I fail to see any benefit in trying to hold a button in position when you are trying to use a precision instrument to focus on a miniscule plane?
Again these boffins are over-thinking and over-engineering something that can be used quite simply.
emde
9 months ago |I do not understand the 1:1 function either.
In my understanding 1:1 is achieved at the minimum focussing distance, hence it is a fixed focus position and there is no need to focus at all (apart from moving the camera)…
Martin
9 months ago |It may not be much more than a quick way of asking the lens to focus to minimum distance. As framing in the macro regime with a lens focussed to long distance is pointless -you won’t see anything- and as the AF alone often fails to drive the lens to close focus when activated -it tends to find a nice background pattern to focus on instead-, you are often stuck with manually winding the focus wheel turn after turn until you are at the low-distance end. A direct “send me to 1:1″ button may prove handy in such situations.
YouDidntDidYou
9 months ago |Olympus still need to bring out their own micro our thirds versions of the 8mm and 7-14mm (maybe they are waiting until they have introduced multi spot white metering for using these wide lenses in mixed white balance conditions…)

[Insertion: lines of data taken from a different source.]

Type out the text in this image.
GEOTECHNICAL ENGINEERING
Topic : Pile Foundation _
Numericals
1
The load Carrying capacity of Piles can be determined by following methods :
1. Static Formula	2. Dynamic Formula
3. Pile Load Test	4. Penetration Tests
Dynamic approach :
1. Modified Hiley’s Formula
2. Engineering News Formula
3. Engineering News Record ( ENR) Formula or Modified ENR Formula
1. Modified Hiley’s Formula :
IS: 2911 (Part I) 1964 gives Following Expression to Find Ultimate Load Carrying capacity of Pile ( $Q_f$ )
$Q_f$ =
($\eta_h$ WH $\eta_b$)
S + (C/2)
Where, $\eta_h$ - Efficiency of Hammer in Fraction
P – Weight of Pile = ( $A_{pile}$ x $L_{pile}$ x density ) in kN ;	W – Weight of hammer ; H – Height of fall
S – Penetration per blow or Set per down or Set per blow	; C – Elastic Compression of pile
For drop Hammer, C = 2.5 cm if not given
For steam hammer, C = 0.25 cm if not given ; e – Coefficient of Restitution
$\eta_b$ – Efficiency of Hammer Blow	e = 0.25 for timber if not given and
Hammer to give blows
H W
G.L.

The 60mm f/2.8 Macro Lens looks like all kinds of awesome am surely tempted :-]
st3v4nt
9 months ago |The Image sample and price would be great…so I can decide wether I’m going for 60mm or just buying 2nd hand PL 45mm for the time being I’m stuck with ZD 35mm macro. And why wouldn’t Sigma releasing it’s 105 and 150 macro for m4/3? They do that with 4/3.
Sensia
9 months ago |What about 17mm f1.8 ?
Jim Felt
9 months ago |I used the 60mm lens briefly today and my first impression was at, maybe, 5 feet it looks exactlyly like the goofy looking 12-50 Kit Zoom. I have that very lens because it came with the early EM-5s and I still have one wrapped in the factory bubble envelope. It, to me, “looks” cheezy as all get out and feels to small to properly grip.

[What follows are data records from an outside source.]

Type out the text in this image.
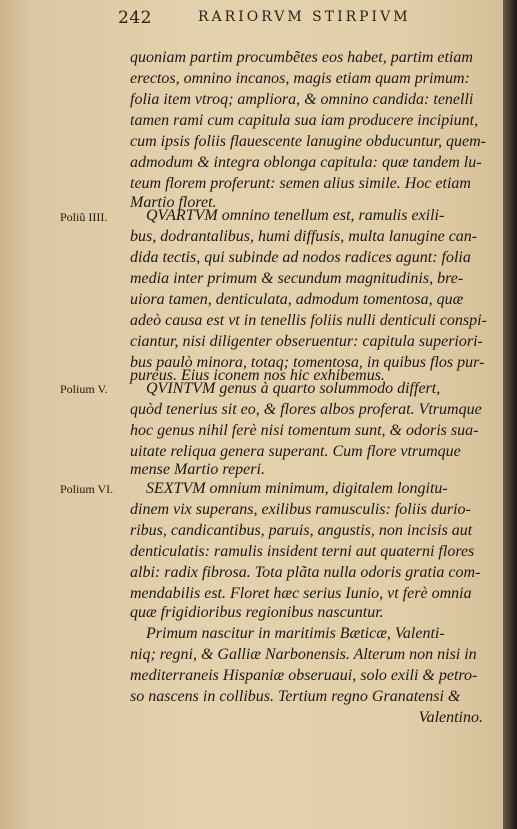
242	RARIORVM STIRPIVM
Poliũ IIII.
Polium V.
Polium VI.
quoniam partim procumbẽtes eos habet, partim etiam
erectos, omnino incanos, magis etiam quam primum:
folia item vtroq; ampliora, & omnino candida: tenelli
tamen rami cum capitula sua iam producere incipiunt,
cum ipsis foliis flauescente lanugine obducuntur, quem-
admodum & integra oblonga capitula: quæ tandem lu-
teum florem proferunt: semen alius simile. Hoc etiam
Martio floret.
QVARTVM omnino tenellum est, ramulis exili-
bus, dodrantalibus, humi diffusis, multa lanugine can-
dida tectis, qui subinde ad nodos radices agunt: folia
media inter primum & secundum magnitudinis, bre-
uiora tamen, denticulata, admodum tomentosa, quæ
adeò causa est vt in tenellis foliis nulli denticuli conspi-
ciantur, nisi diligenter obseruentur: capitula superiori-
bus paulò minora, totaq; tomentosa, in quibus flos pur-
pureus. Eius iconem nos hic exhibemus.
QVINTVM genus à quarto solummodo differt,
quòd tenerius sit eo, & flores albos proferat. Vtrumque
hoc genus nihil ferè nisi tomentum sunt, & odoris sua-
uitate reliqua genera superant. Cum flore vtrumque
mense Martio reperi.
SEXTVM omnium minimum, digitalem longitu-
dinem vix superans, exilibus ramusculis: foliis durio-
ribus, candicantibus, paruis, angustis, non incisis aut
denticulatis: ramulis insident terni aut quaterni flores
albi: radix fibrosa. Tota plãta nulla odoris gratia com-
mendabilis est. Floret hæc serius Iunio, vt ferè omnia
quæ frigidioribus regionibus nascuntur.
Primum nascitur in maritimis Bæticæ, Valenti-
niq; regni, & Galliæ Narbonensis. Alterum non nisi in
mediterraneis Hispaniæ obseruaui, solo exili & petro-
so nascens in collibus. Tertium regno Granatensi &
Valentino.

I absolutely love the touch and look of the 12mm and the 75mm but the 60mm macro actually has a wheel control on its barrel and reminds me that Olympus’ main business is in the medical field! Plus 60mm is to me a 120 focal length; not my favorite at all.
I’m sure it’s swell and all but the Pana/Leitz 45 focal length will remain my “portarit” lens of choice. Though to be fair I will happily replace all my Pana lenses in favor of new and updated and metal Oly lenses as they appear on the market.